After much persuasion that we were strong crazy mzungu who liked hardwork we were allowed to start carrying the trees with the students down into the valley where they were building a fence. The previous day they had already dug the holes and chopped down heaps of trees so it was just a question of moving the chopped trees and putting them in the holes. It caused a huge amount of amusement when I picked up an enormous great log and asked who was going to carry it with me.

We all worked as a team, staff included, all heading up the hill together finding a pathway through people’s crops and then back down the hill together. We were able to meet a lot of the students and to learn from them about the local area and local produce, as all having grown up doing subsistence farming, the students are highly knowledgeable about farming and crops. Slipping around in the mud we came back filthy but somehow the students all managed to come back just as clean as when they started and ankles their intact, despite having done the whole thing in a flimsy pair of flipflops.

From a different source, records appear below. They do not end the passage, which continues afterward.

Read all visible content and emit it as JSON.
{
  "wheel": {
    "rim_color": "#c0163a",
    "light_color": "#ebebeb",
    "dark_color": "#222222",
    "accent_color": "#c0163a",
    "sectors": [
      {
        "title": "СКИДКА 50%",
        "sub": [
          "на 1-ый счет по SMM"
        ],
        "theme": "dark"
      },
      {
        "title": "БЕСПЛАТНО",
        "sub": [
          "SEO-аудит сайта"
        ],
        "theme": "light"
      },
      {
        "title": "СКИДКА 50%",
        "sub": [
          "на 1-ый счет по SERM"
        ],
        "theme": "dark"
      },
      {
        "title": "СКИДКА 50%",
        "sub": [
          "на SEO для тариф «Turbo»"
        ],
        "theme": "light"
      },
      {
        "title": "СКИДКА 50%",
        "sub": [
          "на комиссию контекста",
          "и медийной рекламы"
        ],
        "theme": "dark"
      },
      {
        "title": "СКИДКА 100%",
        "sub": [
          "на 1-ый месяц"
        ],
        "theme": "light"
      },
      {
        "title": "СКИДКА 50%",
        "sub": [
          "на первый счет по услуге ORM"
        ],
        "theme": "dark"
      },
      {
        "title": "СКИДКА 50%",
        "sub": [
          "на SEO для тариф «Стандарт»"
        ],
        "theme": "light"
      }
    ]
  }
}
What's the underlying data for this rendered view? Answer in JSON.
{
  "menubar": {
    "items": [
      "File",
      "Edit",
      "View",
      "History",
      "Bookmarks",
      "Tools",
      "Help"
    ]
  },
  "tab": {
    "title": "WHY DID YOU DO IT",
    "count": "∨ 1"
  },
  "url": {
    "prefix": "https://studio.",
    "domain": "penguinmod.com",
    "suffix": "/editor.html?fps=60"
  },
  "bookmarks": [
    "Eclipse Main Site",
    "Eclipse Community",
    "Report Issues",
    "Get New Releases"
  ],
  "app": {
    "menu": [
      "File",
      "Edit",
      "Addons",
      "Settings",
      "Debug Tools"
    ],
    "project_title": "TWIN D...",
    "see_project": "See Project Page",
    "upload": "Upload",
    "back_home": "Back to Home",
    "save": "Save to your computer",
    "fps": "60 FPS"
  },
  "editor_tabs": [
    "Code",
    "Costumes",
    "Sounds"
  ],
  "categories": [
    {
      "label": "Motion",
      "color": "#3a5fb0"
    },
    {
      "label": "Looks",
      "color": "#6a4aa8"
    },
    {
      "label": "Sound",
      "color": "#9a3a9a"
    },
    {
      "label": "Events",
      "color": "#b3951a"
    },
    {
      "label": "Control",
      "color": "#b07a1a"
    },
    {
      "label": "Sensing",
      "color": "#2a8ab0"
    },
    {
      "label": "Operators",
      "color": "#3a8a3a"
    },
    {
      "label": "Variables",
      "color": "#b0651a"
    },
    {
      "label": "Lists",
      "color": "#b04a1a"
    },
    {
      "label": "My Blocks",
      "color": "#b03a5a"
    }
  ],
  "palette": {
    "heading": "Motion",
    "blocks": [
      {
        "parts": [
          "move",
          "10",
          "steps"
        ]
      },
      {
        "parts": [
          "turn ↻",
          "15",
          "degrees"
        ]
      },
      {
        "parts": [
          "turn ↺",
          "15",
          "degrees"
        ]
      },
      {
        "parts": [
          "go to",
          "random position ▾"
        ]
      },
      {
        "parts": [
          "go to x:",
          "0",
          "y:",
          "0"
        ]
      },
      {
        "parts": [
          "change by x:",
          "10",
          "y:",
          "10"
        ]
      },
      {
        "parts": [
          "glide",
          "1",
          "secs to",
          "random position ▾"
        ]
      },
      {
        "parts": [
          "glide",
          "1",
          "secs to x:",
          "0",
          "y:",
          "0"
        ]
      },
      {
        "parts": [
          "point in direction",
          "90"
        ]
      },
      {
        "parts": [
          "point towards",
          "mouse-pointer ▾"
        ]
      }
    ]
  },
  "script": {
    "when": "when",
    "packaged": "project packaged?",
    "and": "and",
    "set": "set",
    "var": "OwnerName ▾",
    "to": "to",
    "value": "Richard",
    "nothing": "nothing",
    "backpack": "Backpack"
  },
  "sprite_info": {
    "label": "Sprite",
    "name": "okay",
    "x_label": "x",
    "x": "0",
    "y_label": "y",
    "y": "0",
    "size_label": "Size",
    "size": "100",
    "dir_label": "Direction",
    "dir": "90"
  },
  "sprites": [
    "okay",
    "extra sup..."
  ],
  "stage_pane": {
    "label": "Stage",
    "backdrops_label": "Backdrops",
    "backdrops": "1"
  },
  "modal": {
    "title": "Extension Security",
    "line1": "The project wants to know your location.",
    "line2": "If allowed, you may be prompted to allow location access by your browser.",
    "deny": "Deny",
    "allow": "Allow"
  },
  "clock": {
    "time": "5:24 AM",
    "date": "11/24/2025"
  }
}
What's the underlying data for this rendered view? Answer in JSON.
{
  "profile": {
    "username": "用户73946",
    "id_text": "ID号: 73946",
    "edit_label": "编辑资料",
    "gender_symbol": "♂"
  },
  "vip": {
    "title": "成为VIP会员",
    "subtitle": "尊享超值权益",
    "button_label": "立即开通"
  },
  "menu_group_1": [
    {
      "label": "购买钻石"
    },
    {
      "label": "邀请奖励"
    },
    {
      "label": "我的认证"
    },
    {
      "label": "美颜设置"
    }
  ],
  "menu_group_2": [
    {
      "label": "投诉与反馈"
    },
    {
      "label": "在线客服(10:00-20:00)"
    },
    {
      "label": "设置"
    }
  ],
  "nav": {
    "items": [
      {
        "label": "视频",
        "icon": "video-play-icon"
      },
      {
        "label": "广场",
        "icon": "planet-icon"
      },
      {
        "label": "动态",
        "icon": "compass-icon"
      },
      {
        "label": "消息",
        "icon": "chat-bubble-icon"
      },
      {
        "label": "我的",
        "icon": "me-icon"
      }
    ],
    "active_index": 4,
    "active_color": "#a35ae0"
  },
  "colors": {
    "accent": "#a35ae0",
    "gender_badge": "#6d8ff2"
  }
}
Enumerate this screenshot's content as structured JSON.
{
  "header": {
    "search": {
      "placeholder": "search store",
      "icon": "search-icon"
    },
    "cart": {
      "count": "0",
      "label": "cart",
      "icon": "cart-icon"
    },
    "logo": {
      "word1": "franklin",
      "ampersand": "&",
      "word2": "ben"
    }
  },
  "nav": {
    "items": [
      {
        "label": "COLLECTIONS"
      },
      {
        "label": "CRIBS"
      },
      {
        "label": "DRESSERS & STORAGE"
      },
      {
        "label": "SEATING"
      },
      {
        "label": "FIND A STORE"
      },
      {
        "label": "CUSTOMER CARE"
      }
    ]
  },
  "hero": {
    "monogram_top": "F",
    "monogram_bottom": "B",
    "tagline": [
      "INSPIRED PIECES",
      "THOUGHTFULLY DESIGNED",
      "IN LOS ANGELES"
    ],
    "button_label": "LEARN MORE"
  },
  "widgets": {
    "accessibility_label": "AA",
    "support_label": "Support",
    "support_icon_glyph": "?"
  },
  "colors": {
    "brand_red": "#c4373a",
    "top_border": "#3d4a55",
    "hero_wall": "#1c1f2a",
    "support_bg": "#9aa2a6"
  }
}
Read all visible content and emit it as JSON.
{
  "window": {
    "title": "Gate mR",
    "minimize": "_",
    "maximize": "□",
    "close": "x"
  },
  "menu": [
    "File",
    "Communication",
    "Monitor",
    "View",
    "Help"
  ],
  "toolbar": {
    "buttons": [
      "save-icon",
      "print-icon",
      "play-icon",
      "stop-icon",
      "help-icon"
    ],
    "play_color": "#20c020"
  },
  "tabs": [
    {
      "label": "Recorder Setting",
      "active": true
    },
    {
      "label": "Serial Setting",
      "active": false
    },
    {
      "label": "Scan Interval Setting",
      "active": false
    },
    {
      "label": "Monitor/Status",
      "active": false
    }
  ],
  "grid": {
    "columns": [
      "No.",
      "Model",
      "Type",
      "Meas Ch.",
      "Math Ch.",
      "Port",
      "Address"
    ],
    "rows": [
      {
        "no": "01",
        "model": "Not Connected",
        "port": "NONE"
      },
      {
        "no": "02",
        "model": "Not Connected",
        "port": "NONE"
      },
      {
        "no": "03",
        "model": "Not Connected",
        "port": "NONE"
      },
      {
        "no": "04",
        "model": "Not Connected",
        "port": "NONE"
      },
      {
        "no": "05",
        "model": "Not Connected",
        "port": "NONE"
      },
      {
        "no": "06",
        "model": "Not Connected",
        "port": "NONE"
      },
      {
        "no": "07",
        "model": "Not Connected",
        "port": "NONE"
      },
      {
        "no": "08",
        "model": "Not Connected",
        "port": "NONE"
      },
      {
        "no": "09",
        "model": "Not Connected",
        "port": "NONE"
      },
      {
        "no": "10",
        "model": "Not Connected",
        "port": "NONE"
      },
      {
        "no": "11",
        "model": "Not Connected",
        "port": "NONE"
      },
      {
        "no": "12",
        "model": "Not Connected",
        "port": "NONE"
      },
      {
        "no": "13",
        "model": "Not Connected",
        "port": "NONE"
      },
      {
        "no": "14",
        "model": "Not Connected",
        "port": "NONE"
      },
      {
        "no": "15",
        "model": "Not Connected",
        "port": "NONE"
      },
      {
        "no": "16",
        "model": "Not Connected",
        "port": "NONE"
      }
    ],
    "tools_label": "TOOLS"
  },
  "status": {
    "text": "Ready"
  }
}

Although the majority of students are sponsored, the american organisation, among other projects, aims to help students to raise as much money as possible for their own school fees. They have set up a ‘Send a Piglet home’ program whereby 30 students were given a piglet last year - these have now had at least one litter each, of which one piglet must be returned to the school to provide a piglet for another child to benefit from the scheme. The student can then sell the remaining piglets or alternatively grow them up to sell them for a greater profit when they are fat! The project is in its early stages but there are now 60 students benefiting from the scheme. Since saving is not a familiar concept (and not readily available in the rural areas), the majority of the money is being put towards living costs or school materials which although not directly paying school fees, is greatly helping each household in their individual way. Oh I would have loved to have been given a piglet when I was at school!